Kader Attia was born into an Algerian family in 1970 in the Paris suburb of Seine-Saint-Denis and spent her early childhood between France and Algeria. The intercultural conflicts he experienced even as a child along with the years she spent in Congo, Venezuela and Algeria appear regularly as elements in her research. Attia had his first solo exhibition in the Republic of Congo in 1996, while he exhibited for the first time in Italy in 2003 in the 50th Venice Biennale. His works can be seen in numerous private and public collections, including the Tate Modern, the ICA in Boston, the Musée d’Art Moderne de la Ville de Paris and the Centre Pompidou. Deeply affected by his heterogeneous cultural background, Attia has developed an artistic language informed by his North African roots, his birth and education in France, and his cosmopolitan life as a contemporary artist.

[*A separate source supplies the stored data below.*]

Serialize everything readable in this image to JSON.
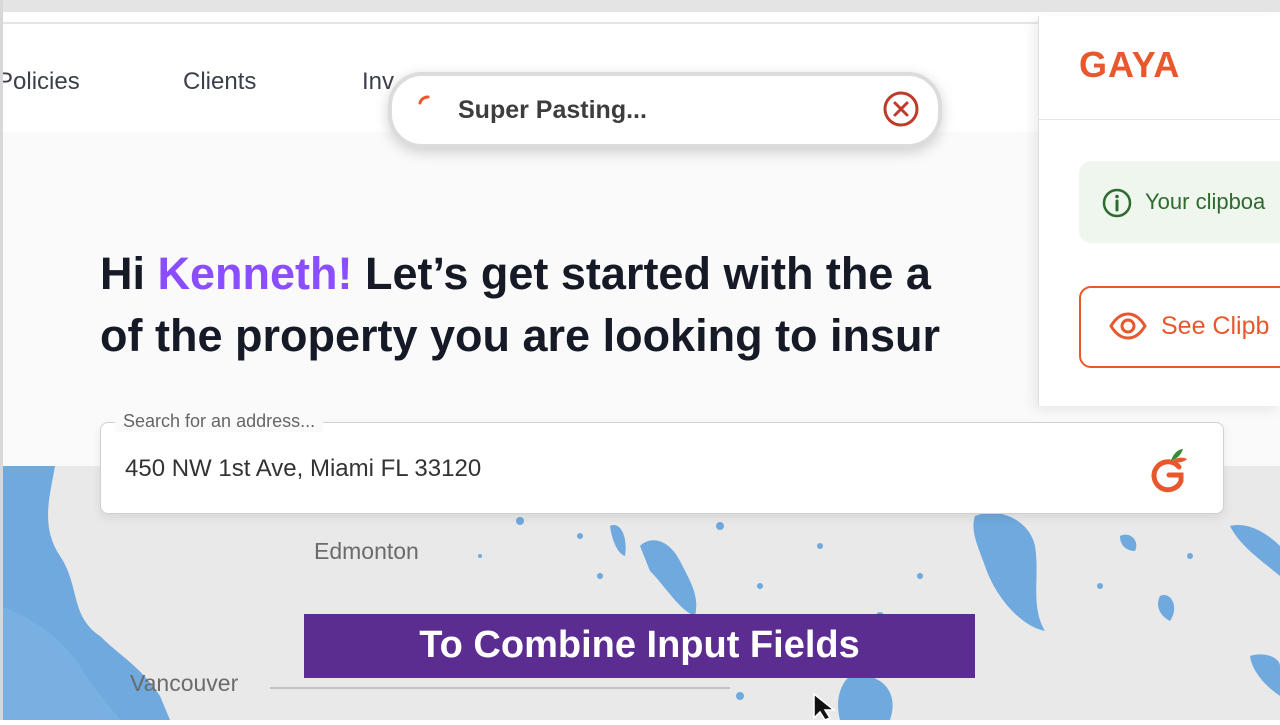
{
  "nav": {
    "items": [
      "Policies",
      "Clients",
      "Inv"
    ]
  },
  "heading": {
    "greeting": "Hi",
    "name": "Kenneth!",
    "line1_rest": "Let’s get started with the a",
    "line2": "of the property you are looking to insur"
  },
  "search": {
    "placeholder": "Search for an address...",
    "value": "450 NW 1st Ave, Miami FL 33120",
    "logo_icon": "gaya-g-icon"
  },
  "toast": {
    "text": "Super Pasting...",
    "close_icon": "close-circle-icon"
  },
  "panel": {
    "brand": "GAYA",
    "info_text": "Your clipboa",
    "button_label": "See Clipb"
  },
  "map": {
    "labels": [
      "Edmonton",
      "Vancouver"
    ]
  },
  "caption": {
    "text": "To Combine Input Fields"
  },
  "colors": {
    "accent_purple": "#8a4dff",
    "brand_orange": "#e8582c",
    "caption_bg": "#5c2d91",
    "info_green": "#2e6b2e",
    "water": "#6fa9de"
  }
}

His poetics typically centre around the themes of cultural re-appropriation and the hybridization of objects, references and experiences with diverse historical and geographical contexts.

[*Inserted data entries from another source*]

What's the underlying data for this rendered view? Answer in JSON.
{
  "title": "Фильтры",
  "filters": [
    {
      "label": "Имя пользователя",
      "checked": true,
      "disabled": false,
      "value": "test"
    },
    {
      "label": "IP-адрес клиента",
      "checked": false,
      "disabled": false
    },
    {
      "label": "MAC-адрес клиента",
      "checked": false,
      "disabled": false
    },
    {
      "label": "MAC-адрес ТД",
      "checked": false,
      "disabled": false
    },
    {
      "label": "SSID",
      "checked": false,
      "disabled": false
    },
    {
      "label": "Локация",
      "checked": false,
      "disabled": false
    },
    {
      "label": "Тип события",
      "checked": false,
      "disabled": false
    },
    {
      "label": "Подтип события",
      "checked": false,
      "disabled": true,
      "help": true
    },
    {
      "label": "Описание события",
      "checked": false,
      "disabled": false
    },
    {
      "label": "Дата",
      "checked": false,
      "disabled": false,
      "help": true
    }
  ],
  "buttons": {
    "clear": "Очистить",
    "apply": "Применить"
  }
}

The Body’s Legacies. The Post-Colonial Body, 2018; Untitled, 2018
Video; sculpture

Kader Attia’s research investigates the relationship between the individual and the social body, focusing on the contemporary post-colonial body. The artist is especially interested in exploring the transformation of the body of the descendants of slaves and colonized populations, at a time when we are witnessing a new phenomenon of dislocation of bodies, as is occurring with the refugee crisis. In his film The Body’s Legacies. The Post-Colonial Body, Kader Attia interviews four people whose ancestors were slaves or members of colonized populations, offering in this way a reflection on the repression of the post-colonial body. The narration alternates between personal experiences and more generalized analysis, focusing, however, on a specific event, namely an attack on a young man, Théo Luhaka, in a Paris suburb in February 2017. Along with the film, Attia is exhibiting Untitled, a sculpture composed of a piece of wood traversed by a fissure held together with clips, in a metaphorical representation of human fragility.